You may be sure that with that promise before her, Mary Jane didn’t take very long to primp. She had spied a group of children about her age, who seemed to be having a beautiful time playing ball out there on the grass and she couldn’t help noticing that they played just as she and Doris did and she couldn’t help wishing that she too, even though she was a new little girl just come to town, could play with them. So she stood very still while Mrs. Merrill tied the fresh hair bow and slipped on a clean frock and then, holding tight to big sister Alice’s friendly hand she went down the one flight of stairs—she was in far too big a hurry to wait for the elevator—and out onto the long roomy porch.

Just across the narrow street in front of the hotel and on the nearest bit of parkway, three little girls about Mary Jane’s age were still playing ball. One was dainty and small and had yellow curls; one was rather tall and had long straight dark hair and the third had dark, straight hair bobbed short, and snapping black eyes.

“Wouldn’t it be funny,” said Mary Jane as she looked at them wistfully, “if I’d get to know those girls and they’d be friends.
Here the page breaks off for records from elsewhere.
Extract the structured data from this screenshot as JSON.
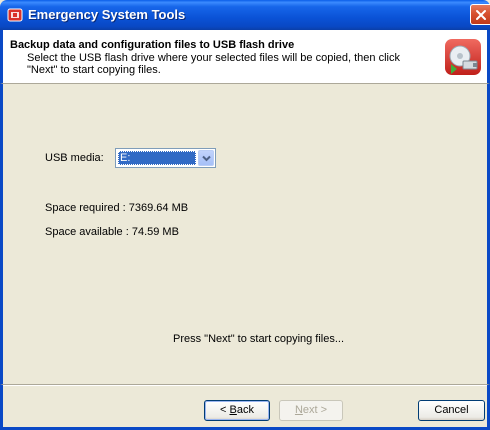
{
  "window": {
    "title": "Emergency System Tools"
  },
  "header": {
    "title": "Backup data and configuration files to USB flash drive",
    "description": "Select the USB flash drive where your selected files will be copied, then click \"Next\" to start copying files."
  },
  "form": {
    "usb_label": "USB media:",
    "usb_value": "E:",
    "space_required": "Space required :   7369.64 MB",
    "space_available": "Space available :  74.59 MB",
    "status_message": "Press \"Next\" to start copying files..."
  },
  "buttons": {
    "back_prefix": "< ",
    "back_key": "B",
    "back_rest": "ack",
    "next_key": "N",
    "next_rest": "ext >",
    "cancel": "Cancel"
  },
  "colors": {
    "titlebar": "#0a52d6",
    "selection": "#316ac5",
    "dialog_bg": "#ece9d8",
    "close_button": "#d7512f"
  },
  "icons": {
    "app": "app-icon",
    "close": "close-icon",
    "header": "usb-backup-icon",
    "dropdown": "chevron-down-icon"
  }
}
If I did,” she added, “I think she’d be my mostest friend,” and Mary Jane pointed to the little girl with the dark, bobbed hair.

While they watched and were trying to get up courage to go over and play too, a pretty girl about Alice’s age came along the street. Her hair was copper colored and curly and very, very pretty. And her smile when she saw the little girls who were playing, made her seem so friendly and “homey.”